Nairne, VanArsdall, Pandeirada, Cogdill, and LeBreton (2013) examined the effect of the animate-inanimate distinction on memory. Using an intentional recall task, they asked participants to recall a list of words representing animate (e.g., baby, soldier, duck) and inanimate items (e.g., doll, purse, hat). Participants remembered more animate than inanimate items. This memory advantage for animate items is typically referred to as the animacy effect. Nairne et al. (2013) obtained the animacy effect after controlling for many variables such as concreteness and familiarity. The item’s animacy status was a better predictor of its future recall probability than any other property. A large number of studies have thus far confirmed and extended these results. For instance, the animacy effect is robustly found under different encoding instructions (Gelin, Bugaiska, Meot, & Bonin, 2017) and generalizes to paired-associate learning (VanArsdall, Nairne, Pandeirada, & Cogdill, 2015), to the recall of pictures (Bonin, Gelin, & Bugaiska, 2014), and to the recollection of non-words associated with animate properties (VanArsdall, Nairne, Pandeirada, & Blunt, 2013).
These results have been used to advocate a functional perspective on memory (Bonin et al., 2014; Nairne, VanArsdall, & Cogdill, 2017; Nairne et al., 2013), which is based on the rather uncontroversial assumption that memory evolved to solve fitness-relevant problems (Nairne, 2010). According to this view, better memory for animate items could be conceived of as an adaptive mechanism because animates are evolutionary relevant entities that can represent potential enemies, threats, mating partners, or prey. This is, however, an ultimate hypothesis (Nairne et al., 2013) that does not address the underlying proximate mechanisms of the animacy effect, such as which cognitive or perceptual processes are responsible for the effect. The animacy effect’s underlying proximate memory mechanisms have not yet been determined. However, a number of domain-general candidate mechanisms have already been ruled out. Neither differences in sensory experiences between animate and inanimate objects (Bonin et al., 2014) nor elaboration processes (Bonin, Gelin, Laroche, Meot, & Bugaiska, 2015) seem to provide a satisfactory explanation of the animacy effect. As discussed by Nairne et al. (2017), it also seems unlikely that the use of categorical cues can explain the effect. VanArsdall, Nairne, Pandeirada, and Cogdill (2017) demonstrated across several experiments that the animacy effect is independent of categorical recall strategies. Likewise, Nairne et al. (2013) found no evidence for categorical clustering during item reproduction for the animate and inanimate items. Thus, it still remains unclear whether words representing animate items are better remembered because they recruit specialized processing mechanisms or whether another, well-known general mechanism is responsible for the memory advantage.

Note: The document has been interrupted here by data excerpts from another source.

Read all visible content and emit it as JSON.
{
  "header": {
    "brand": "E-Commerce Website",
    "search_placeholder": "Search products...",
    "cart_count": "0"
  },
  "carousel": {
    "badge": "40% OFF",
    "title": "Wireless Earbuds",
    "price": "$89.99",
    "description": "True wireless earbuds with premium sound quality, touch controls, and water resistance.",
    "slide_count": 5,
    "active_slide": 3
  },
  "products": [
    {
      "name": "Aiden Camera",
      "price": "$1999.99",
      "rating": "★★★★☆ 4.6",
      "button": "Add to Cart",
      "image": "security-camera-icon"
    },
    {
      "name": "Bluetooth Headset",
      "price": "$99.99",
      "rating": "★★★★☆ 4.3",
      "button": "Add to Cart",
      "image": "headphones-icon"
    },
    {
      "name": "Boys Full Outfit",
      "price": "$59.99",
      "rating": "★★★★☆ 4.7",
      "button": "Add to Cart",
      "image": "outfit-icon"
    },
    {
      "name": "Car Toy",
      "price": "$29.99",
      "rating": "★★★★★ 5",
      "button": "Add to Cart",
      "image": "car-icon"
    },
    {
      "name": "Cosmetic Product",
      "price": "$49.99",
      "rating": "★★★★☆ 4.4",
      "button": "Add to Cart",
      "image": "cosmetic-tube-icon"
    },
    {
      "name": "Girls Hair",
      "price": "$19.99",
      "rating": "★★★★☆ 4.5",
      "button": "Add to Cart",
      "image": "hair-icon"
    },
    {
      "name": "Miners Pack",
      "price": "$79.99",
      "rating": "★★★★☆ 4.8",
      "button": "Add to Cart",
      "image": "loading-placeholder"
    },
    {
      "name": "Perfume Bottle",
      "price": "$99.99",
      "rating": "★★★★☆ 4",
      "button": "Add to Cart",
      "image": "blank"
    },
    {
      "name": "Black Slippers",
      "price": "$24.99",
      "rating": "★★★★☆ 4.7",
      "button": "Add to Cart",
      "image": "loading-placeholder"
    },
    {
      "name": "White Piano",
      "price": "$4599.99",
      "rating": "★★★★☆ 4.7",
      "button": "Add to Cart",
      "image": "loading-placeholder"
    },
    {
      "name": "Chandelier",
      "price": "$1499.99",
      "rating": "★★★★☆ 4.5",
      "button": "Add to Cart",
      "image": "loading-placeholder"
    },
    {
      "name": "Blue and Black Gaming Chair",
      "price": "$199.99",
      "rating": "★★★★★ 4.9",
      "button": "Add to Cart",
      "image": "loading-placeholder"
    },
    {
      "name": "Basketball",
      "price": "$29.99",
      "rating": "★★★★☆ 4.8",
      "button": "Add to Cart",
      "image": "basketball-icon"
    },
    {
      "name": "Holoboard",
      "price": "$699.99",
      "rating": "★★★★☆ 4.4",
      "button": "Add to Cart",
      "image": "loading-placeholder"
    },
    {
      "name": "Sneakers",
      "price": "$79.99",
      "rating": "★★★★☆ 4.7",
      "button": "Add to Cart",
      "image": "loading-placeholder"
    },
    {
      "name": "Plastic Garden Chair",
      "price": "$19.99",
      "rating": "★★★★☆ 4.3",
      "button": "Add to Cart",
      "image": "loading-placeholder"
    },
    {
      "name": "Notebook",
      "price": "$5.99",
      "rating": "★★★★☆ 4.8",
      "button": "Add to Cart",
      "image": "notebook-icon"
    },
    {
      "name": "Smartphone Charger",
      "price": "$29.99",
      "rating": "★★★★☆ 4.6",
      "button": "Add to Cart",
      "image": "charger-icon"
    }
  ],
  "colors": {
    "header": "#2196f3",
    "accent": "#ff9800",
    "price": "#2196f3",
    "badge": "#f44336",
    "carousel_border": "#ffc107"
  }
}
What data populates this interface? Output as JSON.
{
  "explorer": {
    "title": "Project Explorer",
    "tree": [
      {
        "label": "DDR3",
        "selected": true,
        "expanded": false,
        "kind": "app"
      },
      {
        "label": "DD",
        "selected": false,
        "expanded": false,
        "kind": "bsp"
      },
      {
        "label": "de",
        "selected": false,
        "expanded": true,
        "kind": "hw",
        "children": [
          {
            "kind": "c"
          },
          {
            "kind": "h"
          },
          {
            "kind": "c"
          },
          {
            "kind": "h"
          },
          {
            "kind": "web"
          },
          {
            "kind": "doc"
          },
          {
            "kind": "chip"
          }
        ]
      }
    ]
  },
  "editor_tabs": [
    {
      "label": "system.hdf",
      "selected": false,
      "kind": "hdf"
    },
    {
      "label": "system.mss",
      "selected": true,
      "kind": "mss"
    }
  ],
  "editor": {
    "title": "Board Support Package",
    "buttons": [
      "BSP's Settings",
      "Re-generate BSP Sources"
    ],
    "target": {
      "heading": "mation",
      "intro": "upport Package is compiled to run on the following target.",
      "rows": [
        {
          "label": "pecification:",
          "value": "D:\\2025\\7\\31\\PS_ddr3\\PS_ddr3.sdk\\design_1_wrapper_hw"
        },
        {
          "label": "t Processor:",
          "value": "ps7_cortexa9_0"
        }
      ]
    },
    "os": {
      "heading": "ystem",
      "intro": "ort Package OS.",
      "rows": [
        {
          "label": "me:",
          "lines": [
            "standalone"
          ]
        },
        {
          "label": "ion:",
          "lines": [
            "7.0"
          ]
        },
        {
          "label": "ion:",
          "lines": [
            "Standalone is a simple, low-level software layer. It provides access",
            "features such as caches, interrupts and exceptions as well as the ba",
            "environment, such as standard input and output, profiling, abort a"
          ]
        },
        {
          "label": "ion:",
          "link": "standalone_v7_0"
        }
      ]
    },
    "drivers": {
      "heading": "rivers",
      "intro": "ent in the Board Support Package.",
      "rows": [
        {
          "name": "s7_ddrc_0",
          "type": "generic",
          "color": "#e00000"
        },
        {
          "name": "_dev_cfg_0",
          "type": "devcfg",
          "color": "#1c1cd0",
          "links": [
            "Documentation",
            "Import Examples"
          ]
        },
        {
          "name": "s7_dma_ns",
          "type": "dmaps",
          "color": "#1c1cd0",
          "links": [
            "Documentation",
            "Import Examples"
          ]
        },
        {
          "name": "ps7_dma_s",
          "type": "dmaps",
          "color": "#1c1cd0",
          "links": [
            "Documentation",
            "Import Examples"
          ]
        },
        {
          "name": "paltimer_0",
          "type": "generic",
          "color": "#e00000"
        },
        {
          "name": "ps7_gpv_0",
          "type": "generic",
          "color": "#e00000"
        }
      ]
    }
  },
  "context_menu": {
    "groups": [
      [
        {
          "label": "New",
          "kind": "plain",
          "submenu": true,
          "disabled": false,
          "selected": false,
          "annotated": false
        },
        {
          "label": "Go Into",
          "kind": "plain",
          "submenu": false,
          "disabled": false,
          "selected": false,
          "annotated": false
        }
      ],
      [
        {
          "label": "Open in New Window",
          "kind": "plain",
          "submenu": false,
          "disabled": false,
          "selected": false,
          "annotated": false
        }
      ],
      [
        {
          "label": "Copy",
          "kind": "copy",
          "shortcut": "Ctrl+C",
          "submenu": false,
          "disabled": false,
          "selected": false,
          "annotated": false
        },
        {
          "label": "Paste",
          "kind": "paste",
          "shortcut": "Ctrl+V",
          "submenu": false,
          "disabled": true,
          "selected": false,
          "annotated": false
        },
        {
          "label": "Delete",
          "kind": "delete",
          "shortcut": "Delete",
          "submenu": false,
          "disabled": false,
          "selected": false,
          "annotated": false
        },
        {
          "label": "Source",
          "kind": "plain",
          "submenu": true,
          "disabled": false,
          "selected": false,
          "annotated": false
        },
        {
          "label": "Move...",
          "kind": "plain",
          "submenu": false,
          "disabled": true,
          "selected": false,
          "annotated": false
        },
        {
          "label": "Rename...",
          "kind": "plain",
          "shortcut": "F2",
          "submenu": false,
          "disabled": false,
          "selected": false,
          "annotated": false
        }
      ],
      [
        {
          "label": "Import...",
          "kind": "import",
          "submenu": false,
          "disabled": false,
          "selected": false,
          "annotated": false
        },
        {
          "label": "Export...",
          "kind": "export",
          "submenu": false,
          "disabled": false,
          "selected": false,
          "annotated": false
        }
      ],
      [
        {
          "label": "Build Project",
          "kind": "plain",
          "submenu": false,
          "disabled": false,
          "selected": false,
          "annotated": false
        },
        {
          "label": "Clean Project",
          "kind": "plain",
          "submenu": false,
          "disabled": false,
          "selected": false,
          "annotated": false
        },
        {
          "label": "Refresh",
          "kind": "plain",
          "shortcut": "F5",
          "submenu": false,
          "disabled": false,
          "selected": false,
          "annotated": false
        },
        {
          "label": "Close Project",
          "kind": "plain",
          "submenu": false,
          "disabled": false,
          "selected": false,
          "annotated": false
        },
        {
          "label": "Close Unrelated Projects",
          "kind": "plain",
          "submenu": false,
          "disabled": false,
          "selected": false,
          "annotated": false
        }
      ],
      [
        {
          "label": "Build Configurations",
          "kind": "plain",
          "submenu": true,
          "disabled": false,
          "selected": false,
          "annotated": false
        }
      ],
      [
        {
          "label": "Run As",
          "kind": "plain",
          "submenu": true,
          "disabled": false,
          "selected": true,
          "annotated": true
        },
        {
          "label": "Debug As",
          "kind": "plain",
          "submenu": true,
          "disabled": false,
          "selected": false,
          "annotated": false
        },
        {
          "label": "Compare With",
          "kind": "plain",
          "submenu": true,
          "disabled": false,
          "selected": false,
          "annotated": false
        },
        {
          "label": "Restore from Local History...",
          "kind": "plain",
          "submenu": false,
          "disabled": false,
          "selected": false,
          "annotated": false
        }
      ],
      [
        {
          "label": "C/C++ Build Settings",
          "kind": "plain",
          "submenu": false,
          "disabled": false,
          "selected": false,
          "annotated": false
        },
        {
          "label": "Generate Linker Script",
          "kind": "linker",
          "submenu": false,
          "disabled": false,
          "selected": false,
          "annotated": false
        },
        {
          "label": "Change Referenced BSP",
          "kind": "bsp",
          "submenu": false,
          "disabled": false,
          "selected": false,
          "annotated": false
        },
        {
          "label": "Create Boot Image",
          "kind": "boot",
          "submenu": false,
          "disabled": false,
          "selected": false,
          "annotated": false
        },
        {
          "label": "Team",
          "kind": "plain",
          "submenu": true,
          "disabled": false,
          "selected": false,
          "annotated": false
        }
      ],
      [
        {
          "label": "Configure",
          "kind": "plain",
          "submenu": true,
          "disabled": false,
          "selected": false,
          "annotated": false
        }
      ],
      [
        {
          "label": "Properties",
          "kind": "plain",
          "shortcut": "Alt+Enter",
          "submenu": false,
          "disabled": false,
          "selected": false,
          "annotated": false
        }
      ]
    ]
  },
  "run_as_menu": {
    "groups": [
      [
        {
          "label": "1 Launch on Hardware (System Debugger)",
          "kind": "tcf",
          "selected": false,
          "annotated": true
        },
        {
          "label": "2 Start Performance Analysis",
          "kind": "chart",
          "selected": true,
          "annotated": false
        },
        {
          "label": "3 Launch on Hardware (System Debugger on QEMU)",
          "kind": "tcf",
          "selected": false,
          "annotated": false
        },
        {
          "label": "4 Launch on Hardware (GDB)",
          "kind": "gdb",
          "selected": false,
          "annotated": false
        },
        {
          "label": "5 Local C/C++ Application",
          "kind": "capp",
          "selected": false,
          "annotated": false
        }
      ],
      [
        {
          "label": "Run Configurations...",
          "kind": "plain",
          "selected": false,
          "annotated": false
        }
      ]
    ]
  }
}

In the present study, we tested whether the animacy advantage is due to emotional arousal. It is well established that emotionally arousing stimuli are prioritized in cognitive processing (e.g., Buchanan & Adolphs, 2002; Cahill & McGaugh, 1995; Kensinger & Corkin, 2003) and better remembered than neutral stimuli (e.g., Bradley, Greenwald, Petry, & Lang, 1992; Cahill & McGaugh, 1995; Kensinger & Corkin, 2003; LaBar & Phelps, 1998). Fitness-relevant stimuli such as snakes or spiders are often believed to be particularly memorable because they elicit strong emotional responses that may have profound effects on memory via interactions between emotion-processing regions and memory regions in the human brain (Kensinger, 2007). This line of reasoning raises the possibility that the animacy effect is due to emotional arousal. Animate entities such as animals, people, or body parts may, on average, elicit stronger emotional arousal than inanimate things such as buildings, furniture, or tools. This increased arousal could be responsible for the beneficial effects of animacy on memory. Such an idea would also make sense from a functional perspective because emotional arousal may reflect evolutionary relevance more directly than animacy. Emotionally arousing inanimate entities such as weapons and valuables tend to be highly relevant for the evolutionary goals of survival and reproduction (and should, thus, deserve prioritized processing as well), while emotionally neutral animate entities such as algae or birch trees may be comparatively less relevant. However, even though the hypothesis that arousal, not animacy per se, is the mechanism behind the animacy effect seems to be a compelling idea at first glance, it should not be accepted based on evolutionary storytelling. Whether or not it is scientifically valid is ultimately an empirical question.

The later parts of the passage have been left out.